MORO NÃO QUERIA MELINDRAR FHC

moro fhc

“Ah, não sei. Acho questionável pois melindra alguém cujo apoio é importante.” (Sérgio Moro, ao procurador Dallagnol, afirmando não querer que FHC fosse investigado, nem que fosse para fingir imparcialidade, pois “o apoio do tucano era importante”, em 13 de abril de 2017).

A revelação, pelo The Intercept, da parte 7 dos diálogos criminosos entre Sérgio Moro e os procuradores da Lava Jato comprovam que Fernando Henrique Cardoso foi blindado pela operação. O diálogo subterrâneo de Moro com Dallagnol expõe claramente o viés político pró-tucano e anti-petista que balizou toda a operação. Que agora, sem nenhuma dúvida e com todas as provas, podemos afirmar: operação criminosa, comandada por um juiz criminoso e forjada por procuradores criminosos. Tudo com apoio da mídia igualmente criminosa.

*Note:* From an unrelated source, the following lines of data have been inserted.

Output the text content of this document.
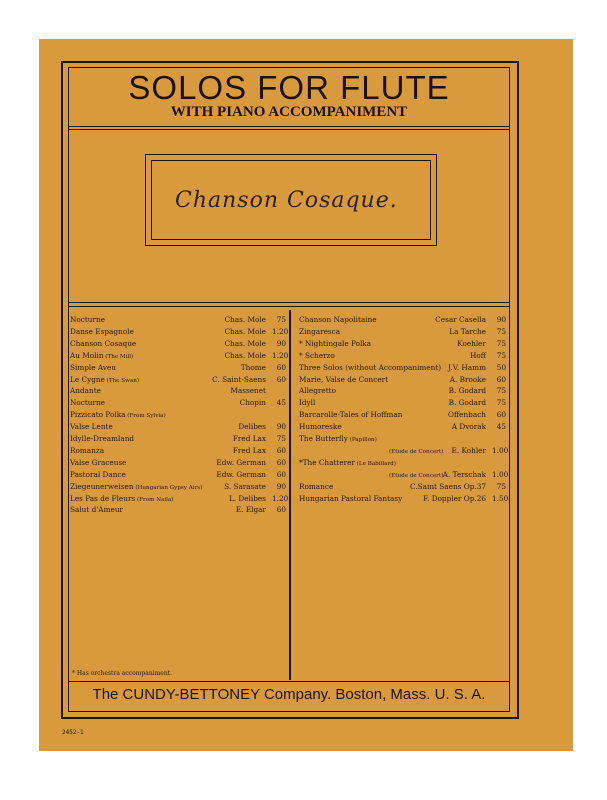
SOLOS FOR FLUTE
WITH PIANO ACCOMPANIMENT
Chanson Cosaque.
Nocturne	Chas. Mole	75
Danse Espagnole	Chas. Mole 1.20
Chanson Cosaque	Chas. Mole	90
Au Molin (The Mill)	Chas. Mole 1.20
Simple Aveu	Thome	60
Le Cygne (The Swan)	C. Saint-Saens	60
Andante	Massenet
Nocturne	Chopin	45
Pizzicato Polka (From Sylvia)
Valse Lente	Delibes	90
Idylle-Dreamland	Fred Lax	75
Romanza	Fred Lax	60
Valse Graceuse	Edw. German	60
Pastoral Dance	Edw. German	60
Ziegeunerweisen (Hungarian Gypsy Airs)	S. Sarasate	90
Les Pas de Fleurs (From Naila)	L. Delibes 1.20
Salut d'Ameur	E. Elgar	60
Chanson Napolitaine	Cesar Casella	90
Zingaresca	La Tarche	75
* Nightingale Polka	Koehler	75
* Scherzo	Hoff	75
Three Solos (without Accompaniment) J.V. Hamm	50
Marie, Valse de Concert	A. Brooke	60
Allegretto	B. Godard	75
Idyll	B. Godard	75
Barcarolle-Tales of Hoffman	Offenbach	60
Humoreske	A Dvorak	45
The Butterfly (Papillon)
(Etude de Concert) E. Kohler 1.00
*The Chatterer (Le Babillard)
(Etude de Concert) A. Terschak 1.00
Romance	C.Saint Saens Op.37	75
Hungarian Pastoral Fantasy	F. Doppler Op.26 1.50
* Has orchestra accompaniment.
The CUNDY-BETTONEY Company. Boston, Mass. U. S. A.
2452-1
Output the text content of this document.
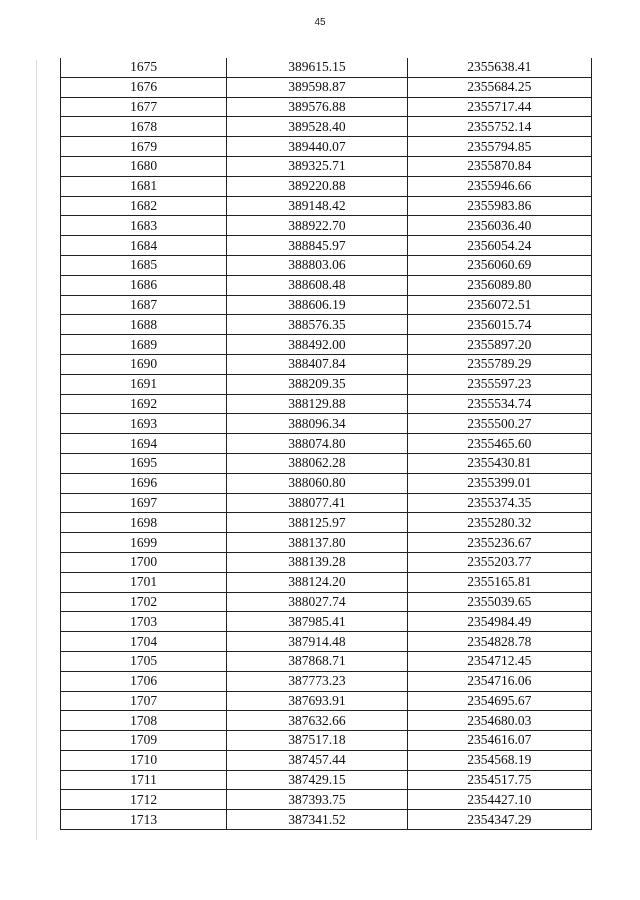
45
1675	389615.15	2355638.41
1676	389598.87	2355684.25
1677	389576.88	2355717.44
1678	389528.40	2355752.14
1679	389440.07	2355794.85
1680	389325.71	2355870.84
1681	389220.88	2355946.66
1682	389148.42	2355983.86
1683	388922.70	2356036.40
1684	388845.97	2356054.24
1685	388803.06	2356060.69
1686	388608.48	2356089.80
1687	388606.19	2356072.51
1688	388576.35	2356015.74
1689	388492.00	2355897.20
1690	388407.84	2355789.29
1691	388209.35	2355597.23
1692	388129.88	2355534.74
1693	388096.34	2355500.27
1694	388074.80	2355465.60
1695	388062.28	2355430.81
1696	388060.80	2355399.01
1697	388077.41	2355374.35
1698	388125.97	2355280.32
1699	388137.80	2355236.67
1700	388139.28	2355203.77
1701	388124.20	2355165.81
1702	388027.74	2355039.65
1703	387985.41	2354984.49
1704	387914.48	2354828.78
1705	387868.71	2354712.45
1706	387773.23	2354716.06
1707	387693.91	2354695.67
1708	387632.66	2354680.03
1709	387517.18	2354616.07
1710	387457.44	2354568.19
1711	387429.15	2354517.75
1712	387393.75	2354427.10
1713	387341.52	2354347.29
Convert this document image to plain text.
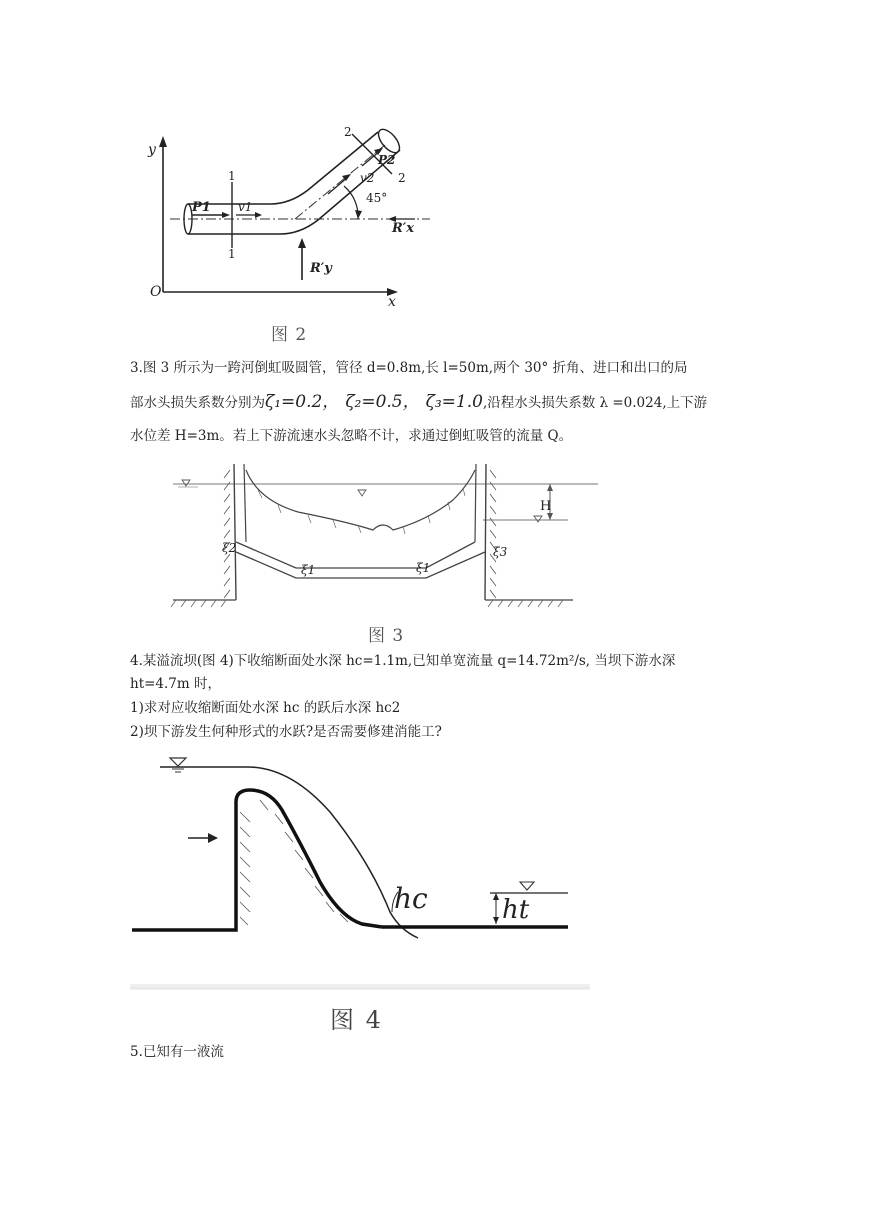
y
x
O
1
1
2
2
P1 v1
P2
v2
45°
R′x
R′y
图 2
3.图 3 所示为一跨河倒虹吸圆管，管径 d=0.8m,长 l=50m,两个 30° 折角、进口和出口的局
部水头损失系数分别为ζ₁=0.2， ζ₂=0.5， ζ₃=1.0,沿程水头损失系数 λ =0.024,上下游
水位差 H=3m。若上下游流速水头忽略不计，求通过倒虹吸管的流量 Q。
H
ξ2
ξ1	ξ1
ξ3
图 3
4.某溢流坝(图 4)下收缩断面处水深 hc=1.1m,已知单宽流量 q=14.72m²/s, 当坝下游水深
ht=4.7m 时，
1)求对应收缩断面处水深 hc 的跃后水深 hc2
2)坝下游发生何种形式的水跃?是否需要修建消能工?
hc	ht
图 4
5.已知有一液流
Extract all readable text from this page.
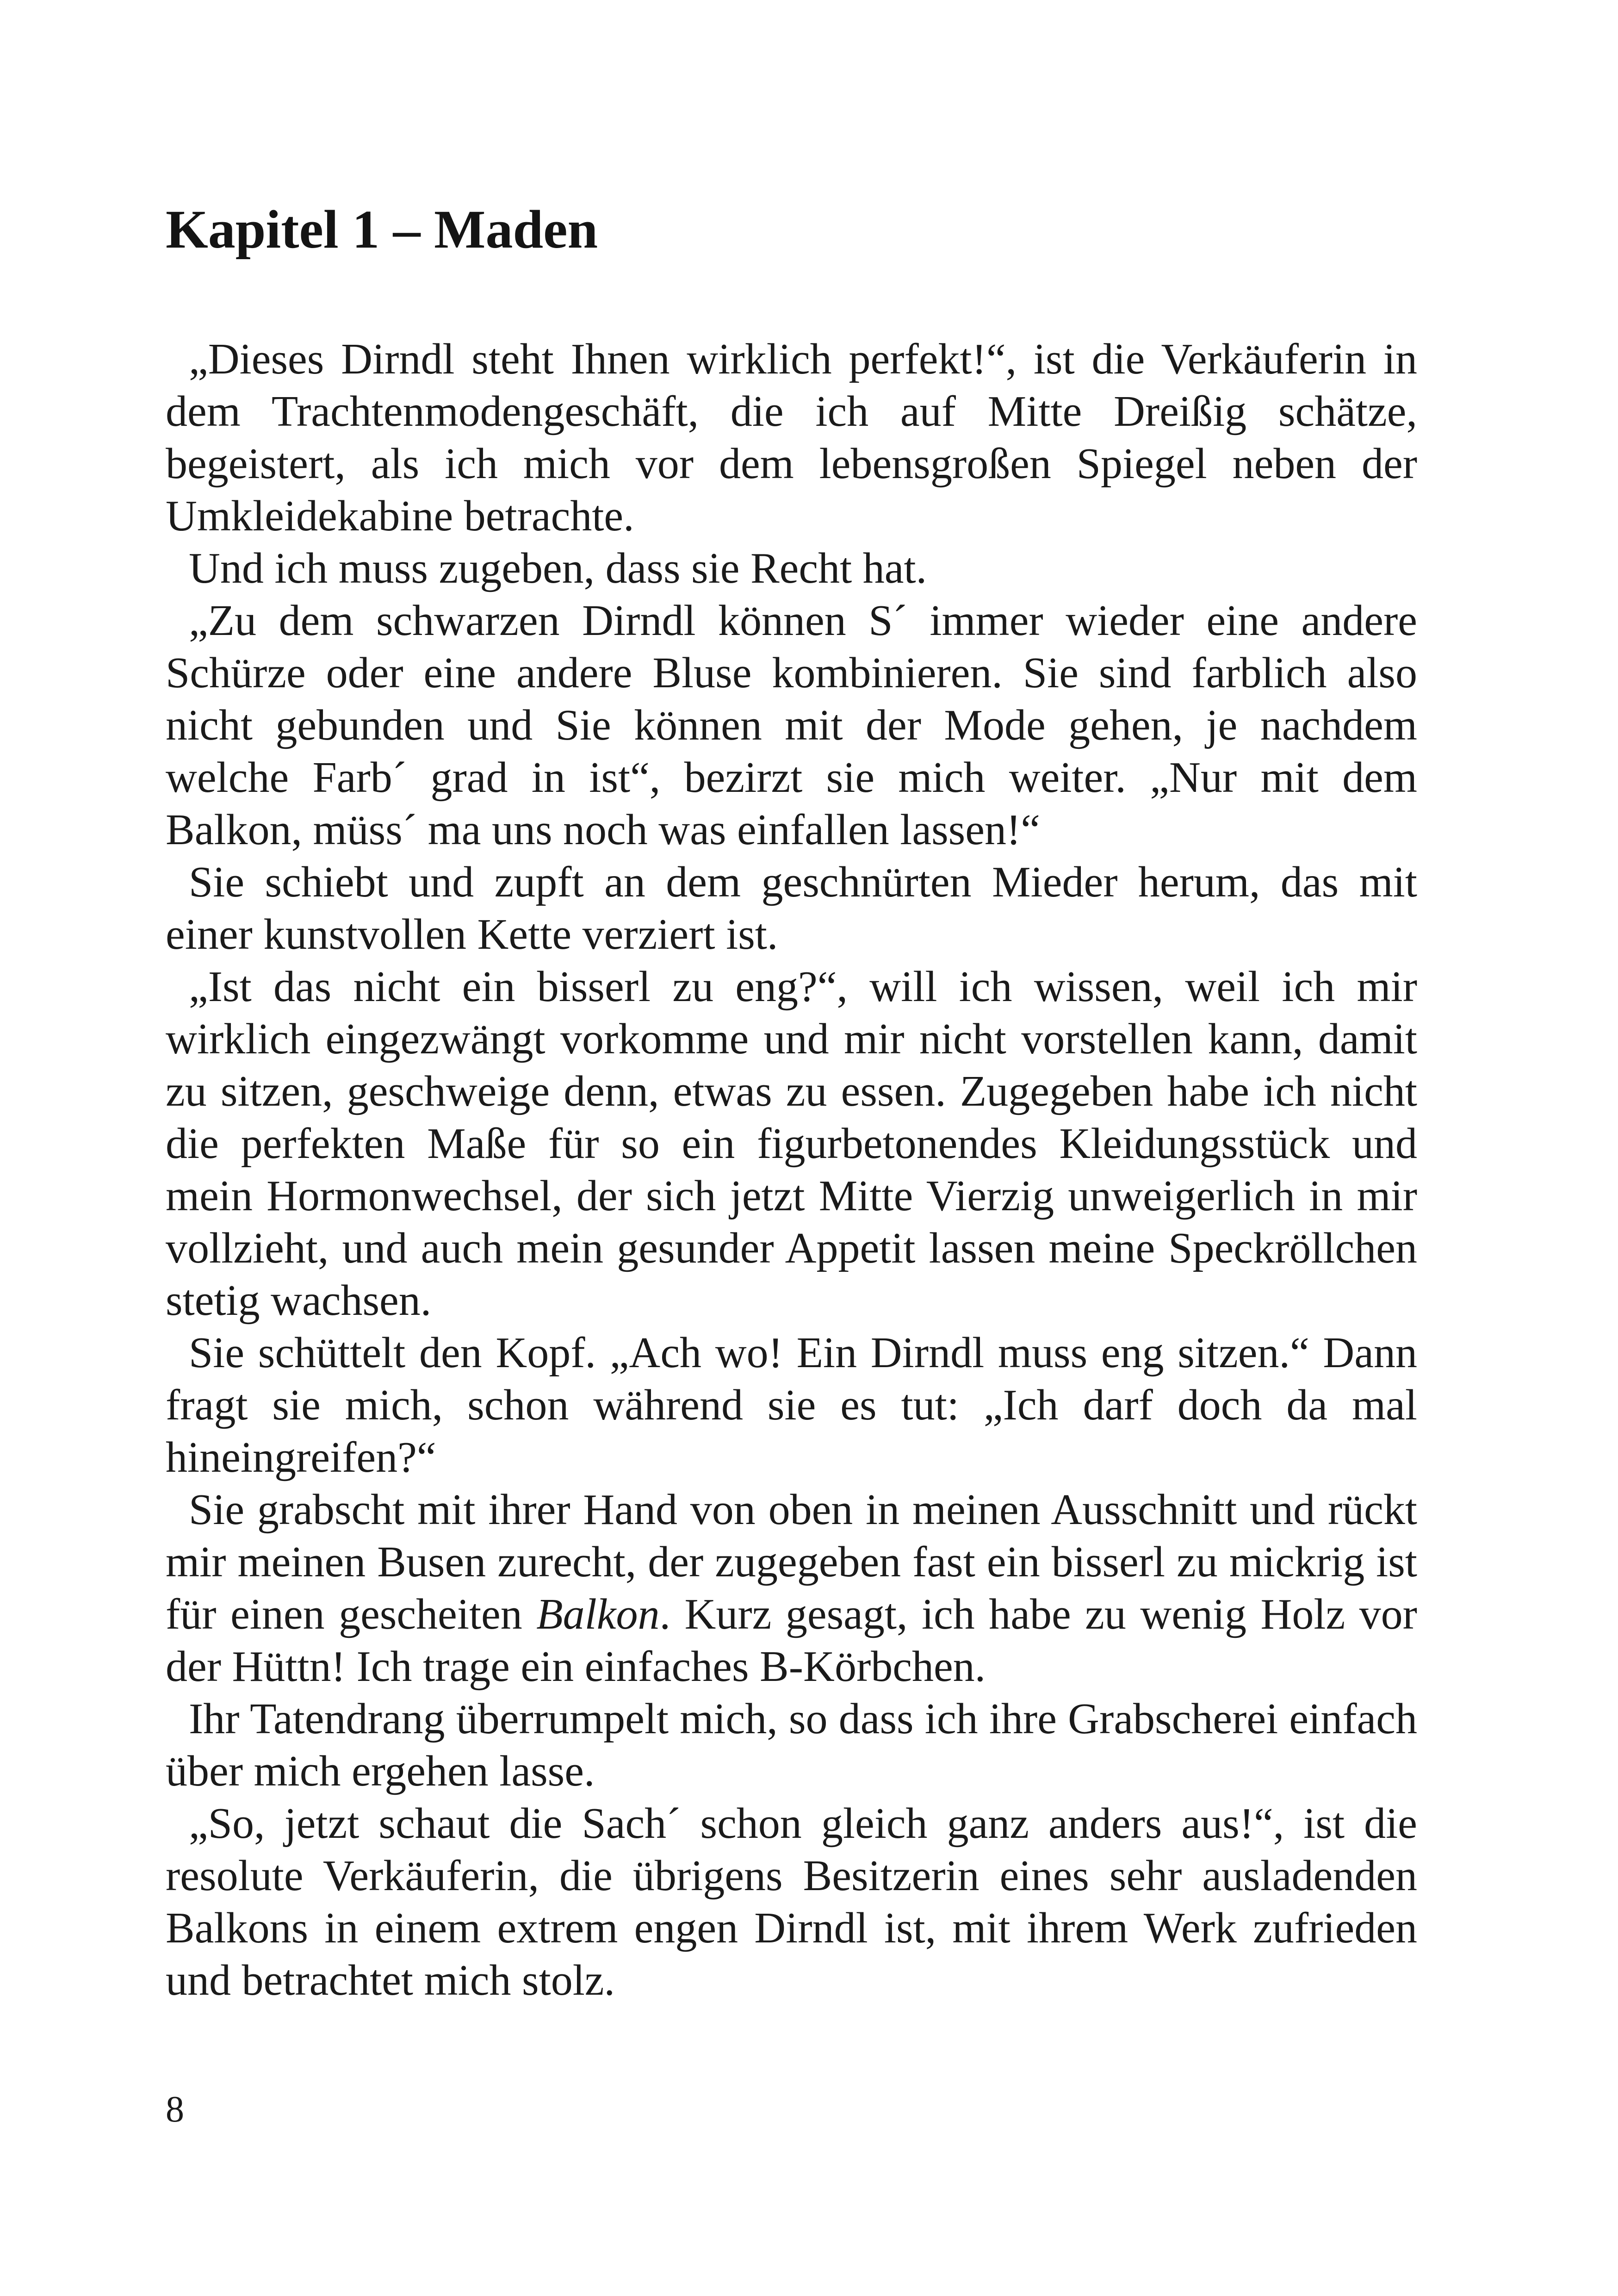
Kapitel 1 – Maden

„Dieses Dirndl steht Ihnen wirklich perfekt!“, ist die Verkäuferin in dem Trachtenmodengeschäft, die ich auf Mitte Dreißig schätze, begeistert, als ich mich vor dem lebensgroßen Spiegel neben der Umkleidekabine betrachte.

Und ich muss zugeben, dass sie Recht hat.

„Zu dem schwarzen Dirndl können S´ immer wieder eine andere Schürze oder eine andere Bluse kombinieren. Sie sind farblich also nicht gebunden und Sie können mit der Mode gehen, je nachdem welche Farb´ grad in ist“, bezirzt sie mich weiter. „Nur mit dem Balkon, müss´ ma uns noch was einfallen lassen!“

Sie schiebt und zupft an dem geschnürten Mieder herum, das mit einer kunstvollen Kette verziert ist.

„Ist das nicht ein bisserl zu eng?“, will ich wissen, weil ich mir wirklich eingezwängt vorkomme und mir nicht vorstellen kann, damit zu sitzen, geschweige denn, etwas zu essen. Zugegeben habe ich nicht die perfekten Maße für so ein figurbetonendes Kleidungsstück und mein Hormonwechsel, der sich jetzt Mitte Vierzig unweigerlich in mir vollzieht, und auch mein gesunder Appetit lassen meine Speckröllchen stetig wachsen.

Sie schüttelt den Kopf. „Ach wo! Ein Dirndl muss eng sitzen.“ Dann fragt sie mich, schon während sie es tut: „Ich darf doch da mal hineingreifen?“

Sie grabscht mit ihrer Hand von oben in meinen Ausschnitt und rückt mir meinen Busen zurecht, der zugegeben fast ein bisserl zu mickrig ist für einen gescheiten Balkon. Kurz gesagt, ich habe zu wenig Holz vor der Hüttn! Ich trage ein einfaches B-Körbchen.

Ihr Tatendrang überrumpelt mich, so dass ich ihre Grabscherei einfach über mich ergehen lasse.

„So, jetzt schaut die Sach´ schon gleich ganz anders aus!“, ist die resolute Verkäuferin, die übrigens Besitzerin eines sehr ausladenden Balkons in einem extrem engen Dirndl ist, mit ihrem Werk zufrieden und betrachtet mich stolz.

8
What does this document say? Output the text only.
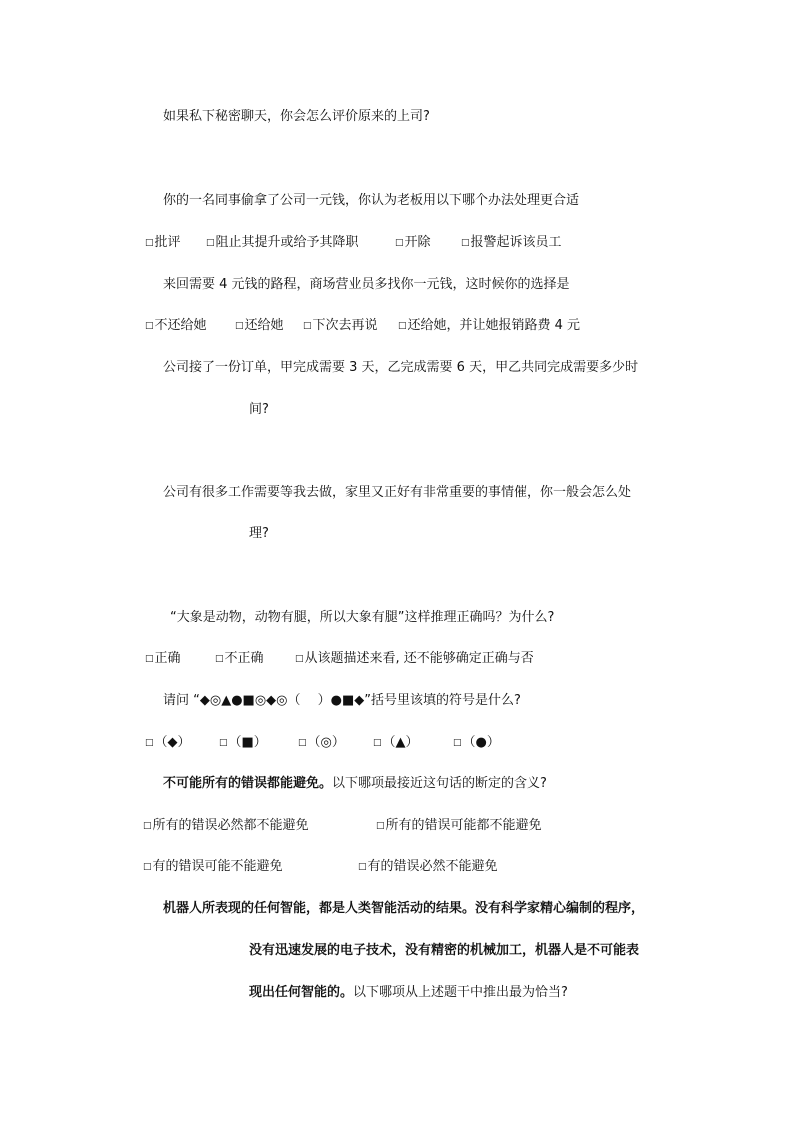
如果私下秘密聊天，你会怎么评价原来的上司?
你的一名同事偷拿了公司一元钱，你认为老板用以下哪个办法处理更合适
□批评	□阻止其提升或给予其降职	□开除	□报警起诉该员工
来回需要 4 元钱的路程，商场营业员多找你一元钱，这时候你的选择是
□不还给她	□还给她 □下次去再说 □还给她，并让她报销路费 4 元
公司接了一份订单，甲完成需要 3 天，乙完成需要 6 天，甲乙共同完成需要多少时
间?
公司有很多工作需要等我去做，家里又正好有非常重要的事情催，你一般会怎么处
理?
“大象是动物，动物有腿，所以大象有腿”这样推理正确吗？为什么?
□正确	□不正确	□从该题描述来看, 还不能够确定正确与否
请问 “◆◎▲●■◎◆◎（　 ）●■◆”括号里该填的符号是什么?
□（◆）	□（■）	□（◎）	□（▲）	□（●）
不可能所有的错误都能避免。以下哪项最接近这句话的断定的含义?
□所有的错误必然都不能避免	□所有的错误可能都不能避免
□有的错误可能不能避免	□有的错误必然不能避免
机器人所表现的任何智能，都是人类智能活动的结果。没有科学家精心编制的程序，
没有迅速发展的电子技术，没有精密的机械加工，机器人是不可能表
现出任何智能的。以下哪项从上述题干中推出最为恰当?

Deltan Dallagnol, que na verdade não agiu como procurador e sim como subalterno do juiz-acusador Sérgio Moro, afirma com todas as letras que o envio da denúncia contra FHC tinha apenas o propósito de fingir imparcialidade, para enganar a opinião pública e passar a falsa impressão de que a Lava Jato não fazia seletividade política. Era só para arrefecer os ânimos e a revolta dos críticos da operação, que sempre evidenciou um viés político-partidário. Seria tudo de “mentirinha”. Mas Moro era tão defensor de FHC, que não queria que seu aliado político, de quem o apoio era importante, fosse melindrado. Não obstante o fato de Moro não querer “melindrar” seu aliado FHC, conversas entre procuradores mostraram que eles próprios desistiram de investigar o cardeal tucano quando perceberam que as provas iriam favorecer a defesa de Lula. Revoltante e repugnante sob todos os aspectos.

O lodaçal da Lava Jato revelado pelo The Intercept está estilhaçando as máscaras moralistas fabricadas pela mídia golpista e igualmente criminosa. Moro, Dallagnol e a força-tarefa serviçal do juiz que, de fato, era coordenador, conspirador e acusador na operação agiram com seletividade. Com viés político. Com deslavada parcialidade.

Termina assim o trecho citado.